確か先週の授業の後に、皇女に何か話し掛けていた奴か。
出て行こうとしたが、二人と目が合ってしまい、いつもの様にすっと逸らしてそのまま一番前に座った。
袋からパンを取り出し、本を開くも……
小鳥みたいな甲高い声、低い耳障りな男の声。何が面白いのか……静かな教室に何度も響く笑い声。
うるさい、うるさい、うるさい!
ガタン!!
ギルバートは勢いよく立ち上がると、鞄に食べかけのパンと本を突っ込み、教室を出て行った。
◇
あっ……ギル様が教室に入って来る。
灰色の瞳がいつもの様に逸らされると、一番前の席に座った。袋から何かを取り出し、口にしている。

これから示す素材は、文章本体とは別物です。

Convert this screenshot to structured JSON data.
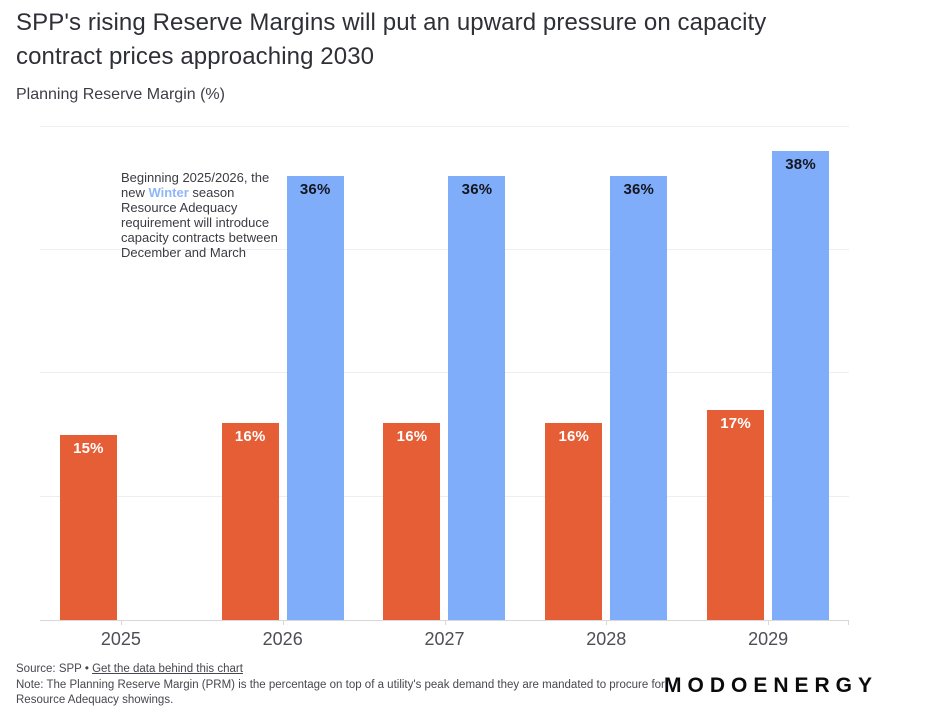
{
  "header": {
    "title": "SPP's rising Reserve Margins will put an upward pressure on capacity contract prices approaching 2030",
    "subtitle": "Planning Reserve Margin (%)"
  },
  "annotation": {
    "pre": "Beginning 2025/2026, the new ",
    "highlight": "Winter",
    "post": " season Resource Adequacy requirement will introduce capacity contracts between December and March",
    "highlight_color": "#8fb6f7"
  },
  "chart_data": {
    "type": "bar",
    "title": "Planning Reserve Margin (%)",
    "categories": [
      "2025",
      "2026",
      "2027",
      "2028",
      "2029"
    ],
    "series": [
      {
        "id": "summer",
        "color": "#e55e36",
        "label_color": "#ffffff",
        "values": [
          15,
          16,
          16,
          16,
          17
        ]
      },
      {
        "id": "winter",
        "color": "#7fadfa",
        "label_color": "#15151f",
        "values": [
          null,
          36,
          36,
          36,
          38
        ]
      }
    ],
    "value_suffix": "%",
    "ylim": [
      0,
      45
    ],
    "gridlines": [
      10,
      20,
      30,
      40
    ],
    "grid": "on",
    "legend": "none",
    "colors": {
      "grid": "#eeeef2",
      "axis": "#d7d7dc",
      "x_label": "#4e4e57"
    }
  },
  "footer": {
    "source_prefix": "Source: SPP • ",
    "link_text": "Get the data behind this chart",
    "note": "Note: The Planning Reserve Margin (PRM) is the percentage on top of a utility's peak demand they are mandated to procure for Resource Adequacy showings."
  },
  "logo": {
    "text": "MODOENERGY"
  }
}
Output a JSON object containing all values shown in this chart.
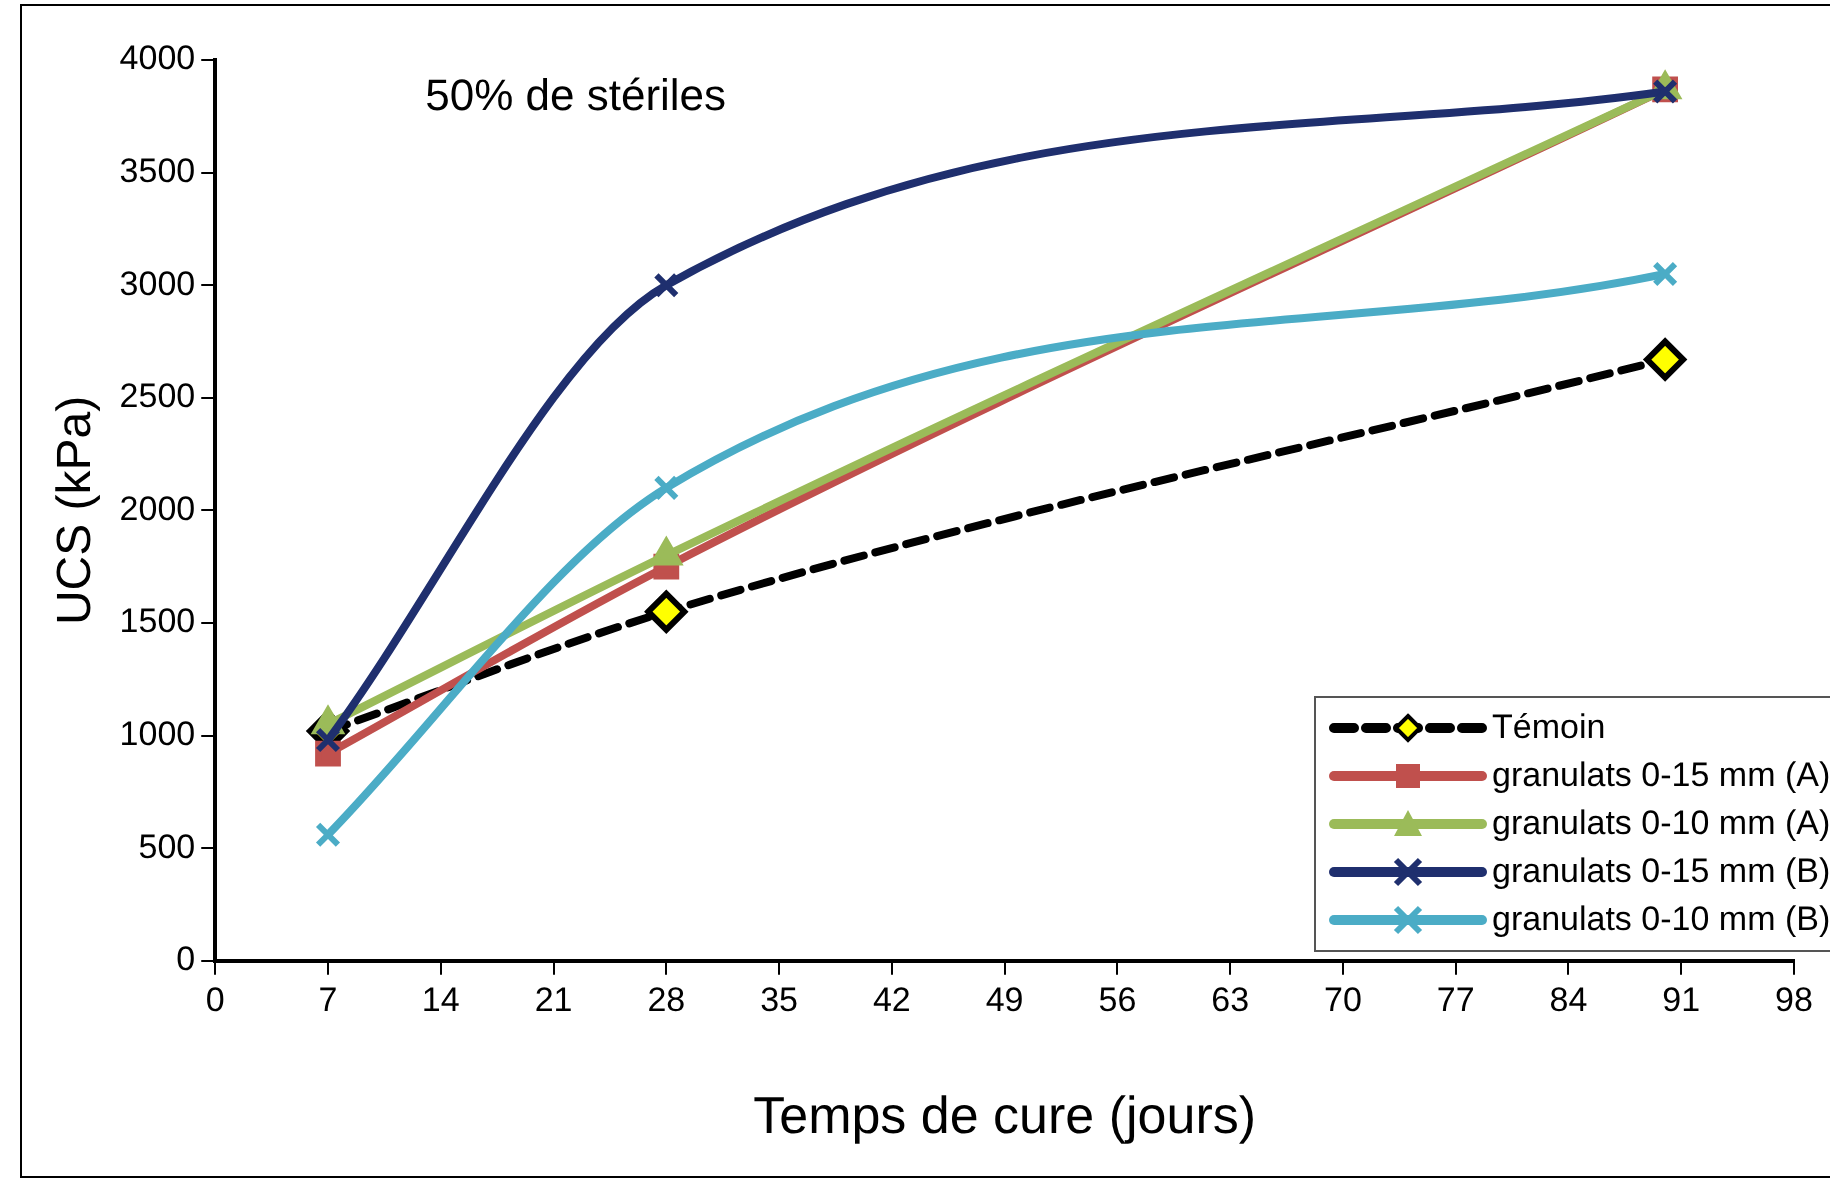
{
  "chart_data": {
    "type": "line",
    "title": "50% de stériles",
    "xlabel": "Temps de cure (jours)",
    "ylabel": "UCS (kPa)",
    "x": [
      7,
      28,
      90
    ],
    "xlim": [
      0,
      98
    ],
    "xticks": [
      0,
      7,
      14,
      21,
      28,
      35,
      42,
      49,
      56,
      63,
      70,
      77,
      84,
      91,
      98
    ],
    "ylim": [
      0,
      4000
    ],
    "yticks": [
      0,
      500,
      1000,
      1500,
      2000,
      2500,
      3000,
      3500,
      4000
    ],
    "grid": false,
    "legend": "bottom right",
    "series": [
      {
        "name": "Témoin",
        "color": "#000000",
        "values": [
          1020,
          1550,
          2670
        ],
        "marker": "diamond",
        "line_style": "dashed"
      },
      {
        "name": "granulats 0-15 mm (A)",
        "color": "#c0504d",
        "values": [
          920,
          1750,
          3870
        ],
        "marker": "square",
        "line_style": "solid"
      },
      {
        "name": "granulats 0-10 mm (A)",
        "color": "#9bbb59",
        "values": [
          1050,
          1800,
          3870
        ],
        "marker": "triangle",
        "line_style": "solid"
      },
      {
        "name": "granulats 0-15 mm (B)",
        "color": "#1f2f6e",
        "values": [
          980,
          3000,
          3860
        ],
        "marker": "cross",
        "line_style": "solid"
      },
      {
        "name": "granulats 0-10 mm (B)",
        "color": "#4bacc6",
        "values": [
          560,
          2100,
          3050
        ],
        "marker": "cross",
        "line_style": "solid"
      }
    ]
  }
}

ギル様もお昼かな? フルーツサンド……なんて食べないよね。ギル様は甘いもの嫌いだもん。卵サンドはもう食べちゃったしな。
「……それでね」
コレットの声にはっとし、ユリナは慌てて耳を傾ける。
彼の話はとても面白い。首都で流行っていることや皇法学園のこと、御家族の話など。
彼が幼い頃、厳しい家庭教師の先生から逃げる為に、勉強道具を全部担いで屋根に登った話には思わず吹き出してしまった。
「私も悪戯して怒られそうになった時、よく木に登ったの」
「皇女様が!?」
「でも、お父様は背が高いからすぐに見つかってしまって。普段からどの木が見つかりにくいか、探しながら歩いていたんだけど」
ユリナの話にコレットも声を上げて笑う。
ガタン!!
突然ギルバートが大きな音を立てて立ち上がり、教室を出ていく。
「……感じ悪いな」
眉を潜めて言うコレット。
「うるさかったのかも……」
哀しげに顔を歪めるユリナを、コレットはじっと見つめていた。